There are a number of pending US Securities and Exchange Commission (SEC) proposals that need to be finalized, not the least of which is the August 2020 data security proposal for the Consolidated Audit Trail (CAT), according to Kenneth Bentsen, president and CEO of the Securities Industry and Financial Markets Association (SIFMA).
The CAT began collecting all equity and options trade data in 2020 and beginning in July, the CAT’s Customer and Account Information System will start operations. This system will collect related personally identifiable information (PII) for every retail and institutional investor in the US. Once fully operational, the CAT will be the largest database regarding securities transactions ever built, containing a treasure trove of valuable and potentially vulnerable information.
Importantly, as mandated by the SEC, the CAT is owned and operated by 25 self-regulatory organizations (SROs) including several exchanges owned by for-profit, publicly-traded holding companies. As currently configured, once broker-dealers report trade and PII data to the CAT, as mandated by the SEC, control, access and protection of that information shifts to these organizations and their thousands of employees.

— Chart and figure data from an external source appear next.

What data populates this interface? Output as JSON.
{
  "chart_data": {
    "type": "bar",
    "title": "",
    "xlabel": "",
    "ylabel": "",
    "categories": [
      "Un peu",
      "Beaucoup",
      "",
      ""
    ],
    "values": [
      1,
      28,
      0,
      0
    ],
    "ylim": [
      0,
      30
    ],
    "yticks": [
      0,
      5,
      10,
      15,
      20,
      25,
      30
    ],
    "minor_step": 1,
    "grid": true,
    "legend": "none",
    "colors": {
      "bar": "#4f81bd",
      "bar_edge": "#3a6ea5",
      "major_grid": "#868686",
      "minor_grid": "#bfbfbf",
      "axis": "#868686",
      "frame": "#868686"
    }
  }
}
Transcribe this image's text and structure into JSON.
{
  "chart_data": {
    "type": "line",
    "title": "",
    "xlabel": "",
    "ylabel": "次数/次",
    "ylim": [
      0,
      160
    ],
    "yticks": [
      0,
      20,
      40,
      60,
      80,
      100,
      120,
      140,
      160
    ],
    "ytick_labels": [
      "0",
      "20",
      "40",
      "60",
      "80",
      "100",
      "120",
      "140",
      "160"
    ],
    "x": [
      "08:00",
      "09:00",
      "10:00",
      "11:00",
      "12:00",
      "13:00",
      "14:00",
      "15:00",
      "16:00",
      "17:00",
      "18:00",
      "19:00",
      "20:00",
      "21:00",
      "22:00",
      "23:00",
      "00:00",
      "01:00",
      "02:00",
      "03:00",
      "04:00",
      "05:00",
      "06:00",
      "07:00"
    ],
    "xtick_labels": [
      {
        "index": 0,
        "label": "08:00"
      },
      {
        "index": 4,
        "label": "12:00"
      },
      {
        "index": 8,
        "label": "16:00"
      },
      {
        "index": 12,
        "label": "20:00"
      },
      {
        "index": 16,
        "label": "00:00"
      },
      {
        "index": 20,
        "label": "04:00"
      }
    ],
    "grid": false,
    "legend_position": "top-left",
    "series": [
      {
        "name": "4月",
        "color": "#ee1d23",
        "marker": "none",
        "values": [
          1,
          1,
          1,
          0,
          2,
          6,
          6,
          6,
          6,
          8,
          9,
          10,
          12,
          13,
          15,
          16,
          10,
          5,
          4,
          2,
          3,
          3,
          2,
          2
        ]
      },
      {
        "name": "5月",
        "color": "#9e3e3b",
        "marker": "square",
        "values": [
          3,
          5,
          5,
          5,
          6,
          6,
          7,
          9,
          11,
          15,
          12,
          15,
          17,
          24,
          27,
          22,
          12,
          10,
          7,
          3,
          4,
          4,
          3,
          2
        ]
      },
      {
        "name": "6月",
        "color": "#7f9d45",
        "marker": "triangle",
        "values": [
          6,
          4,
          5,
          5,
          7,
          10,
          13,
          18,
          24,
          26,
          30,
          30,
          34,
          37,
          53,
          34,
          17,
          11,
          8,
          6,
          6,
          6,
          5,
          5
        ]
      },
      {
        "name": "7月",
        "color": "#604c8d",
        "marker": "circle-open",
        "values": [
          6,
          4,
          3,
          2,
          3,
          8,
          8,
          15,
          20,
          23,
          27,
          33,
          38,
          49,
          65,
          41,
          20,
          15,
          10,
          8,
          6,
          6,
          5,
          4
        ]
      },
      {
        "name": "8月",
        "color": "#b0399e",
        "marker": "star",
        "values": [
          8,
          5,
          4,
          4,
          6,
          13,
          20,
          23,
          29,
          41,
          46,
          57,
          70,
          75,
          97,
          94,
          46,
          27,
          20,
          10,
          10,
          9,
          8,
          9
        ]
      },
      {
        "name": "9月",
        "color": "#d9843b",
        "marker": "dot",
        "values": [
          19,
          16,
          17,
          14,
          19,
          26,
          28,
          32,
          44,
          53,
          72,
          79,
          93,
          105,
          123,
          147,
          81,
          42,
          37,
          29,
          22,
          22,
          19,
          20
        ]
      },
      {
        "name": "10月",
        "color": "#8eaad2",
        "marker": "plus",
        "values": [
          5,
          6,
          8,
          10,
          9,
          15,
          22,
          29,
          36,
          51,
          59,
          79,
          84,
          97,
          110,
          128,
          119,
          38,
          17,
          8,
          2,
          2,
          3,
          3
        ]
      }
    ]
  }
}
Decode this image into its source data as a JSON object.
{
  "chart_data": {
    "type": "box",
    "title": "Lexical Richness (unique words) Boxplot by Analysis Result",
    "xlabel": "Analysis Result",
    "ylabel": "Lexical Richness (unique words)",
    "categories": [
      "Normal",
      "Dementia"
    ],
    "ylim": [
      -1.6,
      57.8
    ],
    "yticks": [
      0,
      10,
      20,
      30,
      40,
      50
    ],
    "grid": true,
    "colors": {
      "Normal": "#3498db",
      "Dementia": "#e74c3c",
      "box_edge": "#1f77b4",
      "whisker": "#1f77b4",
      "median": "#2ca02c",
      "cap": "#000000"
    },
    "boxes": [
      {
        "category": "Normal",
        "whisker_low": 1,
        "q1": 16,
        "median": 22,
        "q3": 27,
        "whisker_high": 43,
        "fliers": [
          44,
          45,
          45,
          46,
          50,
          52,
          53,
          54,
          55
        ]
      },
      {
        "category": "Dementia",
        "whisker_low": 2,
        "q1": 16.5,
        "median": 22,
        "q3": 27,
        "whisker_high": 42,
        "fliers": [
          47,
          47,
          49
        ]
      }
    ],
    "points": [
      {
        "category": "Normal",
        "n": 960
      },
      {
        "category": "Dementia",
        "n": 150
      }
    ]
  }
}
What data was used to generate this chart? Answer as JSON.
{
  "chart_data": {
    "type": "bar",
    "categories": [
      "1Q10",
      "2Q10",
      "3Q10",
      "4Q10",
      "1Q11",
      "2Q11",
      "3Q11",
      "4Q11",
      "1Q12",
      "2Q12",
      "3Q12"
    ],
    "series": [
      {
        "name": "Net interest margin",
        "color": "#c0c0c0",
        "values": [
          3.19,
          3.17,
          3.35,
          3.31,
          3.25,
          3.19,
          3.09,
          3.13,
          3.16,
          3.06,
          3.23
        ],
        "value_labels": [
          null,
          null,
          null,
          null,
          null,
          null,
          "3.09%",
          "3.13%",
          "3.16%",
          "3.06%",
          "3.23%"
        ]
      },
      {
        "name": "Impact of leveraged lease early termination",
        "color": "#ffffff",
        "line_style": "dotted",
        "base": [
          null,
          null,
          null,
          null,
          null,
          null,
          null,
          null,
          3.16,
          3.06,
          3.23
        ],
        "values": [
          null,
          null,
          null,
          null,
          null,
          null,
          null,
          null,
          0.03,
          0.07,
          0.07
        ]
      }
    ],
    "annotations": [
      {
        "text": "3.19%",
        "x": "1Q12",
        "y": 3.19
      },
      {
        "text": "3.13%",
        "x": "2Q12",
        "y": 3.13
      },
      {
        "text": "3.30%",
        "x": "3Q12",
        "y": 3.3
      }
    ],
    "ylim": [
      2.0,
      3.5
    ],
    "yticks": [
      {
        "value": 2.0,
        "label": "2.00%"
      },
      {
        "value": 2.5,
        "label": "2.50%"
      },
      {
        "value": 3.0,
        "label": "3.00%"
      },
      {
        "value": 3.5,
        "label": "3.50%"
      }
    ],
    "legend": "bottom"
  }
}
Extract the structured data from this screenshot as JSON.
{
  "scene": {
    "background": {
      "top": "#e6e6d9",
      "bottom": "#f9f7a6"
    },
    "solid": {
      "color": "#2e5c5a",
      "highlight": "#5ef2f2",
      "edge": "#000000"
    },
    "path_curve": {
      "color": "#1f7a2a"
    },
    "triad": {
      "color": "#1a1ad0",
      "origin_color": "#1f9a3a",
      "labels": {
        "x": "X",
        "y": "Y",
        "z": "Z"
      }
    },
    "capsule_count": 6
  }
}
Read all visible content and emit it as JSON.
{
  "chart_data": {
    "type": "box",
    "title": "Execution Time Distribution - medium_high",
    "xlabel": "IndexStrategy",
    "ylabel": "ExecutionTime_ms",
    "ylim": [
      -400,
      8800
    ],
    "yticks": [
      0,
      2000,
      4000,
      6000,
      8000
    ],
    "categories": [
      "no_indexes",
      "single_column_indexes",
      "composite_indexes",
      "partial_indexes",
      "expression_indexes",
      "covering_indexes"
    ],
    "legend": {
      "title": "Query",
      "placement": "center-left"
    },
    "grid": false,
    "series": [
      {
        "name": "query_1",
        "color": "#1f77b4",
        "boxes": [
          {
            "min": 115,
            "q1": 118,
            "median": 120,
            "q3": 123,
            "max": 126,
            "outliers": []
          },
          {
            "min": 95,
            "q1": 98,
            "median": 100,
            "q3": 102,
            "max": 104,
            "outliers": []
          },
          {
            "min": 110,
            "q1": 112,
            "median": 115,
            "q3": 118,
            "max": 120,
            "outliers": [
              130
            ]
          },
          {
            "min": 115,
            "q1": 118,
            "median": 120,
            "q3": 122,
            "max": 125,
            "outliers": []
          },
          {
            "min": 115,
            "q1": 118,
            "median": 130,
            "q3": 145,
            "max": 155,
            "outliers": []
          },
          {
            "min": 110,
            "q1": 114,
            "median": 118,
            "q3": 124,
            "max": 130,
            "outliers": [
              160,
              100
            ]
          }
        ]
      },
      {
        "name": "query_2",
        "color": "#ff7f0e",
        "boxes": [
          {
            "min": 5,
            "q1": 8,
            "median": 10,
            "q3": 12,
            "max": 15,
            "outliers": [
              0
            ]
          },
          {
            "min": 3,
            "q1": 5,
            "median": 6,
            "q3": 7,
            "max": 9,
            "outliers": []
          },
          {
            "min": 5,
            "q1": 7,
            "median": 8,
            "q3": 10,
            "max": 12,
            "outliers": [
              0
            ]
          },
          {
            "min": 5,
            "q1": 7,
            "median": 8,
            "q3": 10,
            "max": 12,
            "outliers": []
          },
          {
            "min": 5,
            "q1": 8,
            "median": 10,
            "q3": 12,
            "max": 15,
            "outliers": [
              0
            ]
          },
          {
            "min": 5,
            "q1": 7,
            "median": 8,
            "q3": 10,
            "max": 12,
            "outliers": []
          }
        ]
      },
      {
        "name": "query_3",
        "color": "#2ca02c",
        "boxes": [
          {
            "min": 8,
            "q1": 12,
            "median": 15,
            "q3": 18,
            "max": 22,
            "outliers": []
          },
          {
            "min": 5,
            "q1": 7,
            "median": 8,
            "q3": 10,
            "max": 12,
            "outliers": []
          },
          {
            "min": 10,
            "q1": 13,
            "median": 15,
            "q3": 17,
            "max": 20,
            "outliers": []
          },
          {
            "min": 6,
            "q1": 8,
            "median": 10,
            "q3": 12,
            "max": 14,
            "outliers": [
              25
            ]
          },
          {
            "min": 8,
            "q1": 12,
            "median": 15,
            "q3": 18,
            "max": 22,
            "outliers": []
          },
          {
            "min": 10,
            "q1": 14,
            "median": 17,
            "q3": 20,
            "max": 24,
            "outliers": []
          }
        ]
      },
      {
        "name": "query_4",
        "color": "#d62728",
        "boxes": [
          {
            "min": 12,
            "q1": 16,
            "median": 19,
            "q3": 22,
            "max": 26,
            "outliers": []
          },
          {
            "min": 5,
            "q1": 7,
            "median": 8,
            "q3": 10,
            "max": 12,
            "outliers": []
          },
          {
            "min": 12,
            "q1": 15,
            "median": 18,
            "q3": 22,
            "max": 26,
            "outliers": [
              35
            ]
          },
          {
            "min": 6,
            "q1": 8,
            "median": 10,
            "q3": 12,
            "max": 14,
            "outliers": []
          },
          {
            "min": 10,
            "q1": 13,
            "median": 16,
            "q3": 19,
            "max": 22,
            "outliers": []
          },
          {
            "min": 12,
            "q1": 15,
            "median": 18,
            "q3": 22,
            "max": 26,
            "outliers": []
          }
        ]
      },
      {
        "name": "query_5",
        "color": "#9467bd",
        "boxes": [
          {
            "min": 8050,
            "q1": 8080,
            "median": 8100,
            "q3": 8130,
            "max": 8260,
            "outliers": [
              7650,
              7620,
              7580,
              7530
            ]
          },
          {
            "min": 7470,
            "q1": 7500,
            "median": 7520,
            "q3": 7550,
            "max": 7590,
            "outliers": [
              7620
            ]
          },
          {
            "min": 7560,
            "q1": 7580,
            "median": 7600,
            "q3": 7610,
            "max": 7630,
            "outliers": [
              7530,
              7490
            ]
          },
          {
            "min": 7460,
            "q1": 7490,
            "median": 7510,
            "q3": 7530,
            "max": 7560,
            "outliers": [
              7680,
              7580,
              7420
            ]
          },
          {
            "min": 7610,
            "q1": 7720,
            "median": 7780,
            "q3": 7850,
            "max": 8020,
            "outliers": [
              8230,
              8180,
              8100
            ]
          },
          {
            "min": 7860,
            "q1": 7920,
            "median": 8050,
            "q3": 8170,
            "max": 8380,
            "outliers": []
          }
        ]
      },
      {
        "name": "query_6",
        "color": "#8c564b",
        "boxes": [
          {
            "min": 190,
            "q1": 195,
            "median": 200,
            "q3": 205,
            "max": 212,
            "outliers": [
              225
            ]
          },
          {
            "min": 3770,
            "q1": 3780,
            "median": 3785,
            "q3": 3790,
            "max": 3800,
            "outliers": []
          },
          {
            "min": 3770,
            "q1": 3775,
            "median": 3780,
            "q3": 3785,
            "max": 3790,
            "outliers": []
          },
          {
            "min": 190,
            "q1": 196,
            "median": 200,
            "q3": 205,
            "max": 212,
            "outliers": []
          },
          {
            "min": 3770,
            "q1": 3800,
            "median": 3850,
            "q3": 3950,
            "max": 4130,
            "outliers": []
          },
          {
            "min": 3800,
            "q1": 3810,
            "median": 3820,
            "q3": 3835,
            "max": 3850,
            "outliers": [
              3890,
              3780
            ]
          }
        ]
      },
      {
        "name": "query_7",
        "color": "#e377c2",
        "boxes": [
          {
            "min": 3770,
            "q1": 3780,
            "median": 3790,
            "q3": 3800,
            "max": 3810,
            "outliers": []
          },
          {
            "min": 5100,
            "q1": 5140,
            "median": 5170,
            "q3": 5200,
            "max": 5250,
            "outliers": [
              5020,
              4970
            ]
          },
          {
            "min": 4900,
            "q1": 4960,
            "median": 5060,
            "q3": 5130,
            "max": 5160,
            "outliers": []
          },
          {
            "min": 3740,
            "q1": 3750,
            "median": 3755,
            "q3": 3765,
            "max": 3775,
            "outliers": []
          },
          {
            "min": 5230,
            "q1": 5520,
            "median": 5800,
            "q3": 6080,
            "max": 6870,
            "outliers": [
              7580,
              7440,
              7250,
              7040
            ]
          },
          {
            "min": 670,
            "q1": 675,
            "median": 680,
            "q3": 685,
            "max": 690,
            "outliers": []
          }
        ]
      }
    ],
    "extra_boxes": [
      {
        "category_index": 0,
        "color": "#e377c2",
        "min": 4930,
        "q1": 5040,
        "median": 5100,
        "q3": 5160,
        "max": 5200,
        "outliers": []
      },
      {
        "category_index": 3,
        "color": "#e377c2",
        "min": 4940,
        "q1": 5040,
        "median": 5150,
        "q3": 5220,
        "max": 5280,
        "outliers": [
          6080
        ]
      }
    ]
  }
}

Given the impending go-live date of the CAT Customer and Account Information System and the target value of the data held within it, it is critically important that the SEC finalize the proposal immediately. The value of the CAT data is immeasurable, and as the recent SolarWinds and ransomware attacks have highlighted, the SEC and the federal government must do everything in their power to ensure that the data is protected and secure. In addition, SIFMA noted that the Financial Industry Regulatory Authority (FINRA), which operates and maintains the CAT system through its subsidiary FINRA CAT, has a key role to play to ensure that CAT data is secure.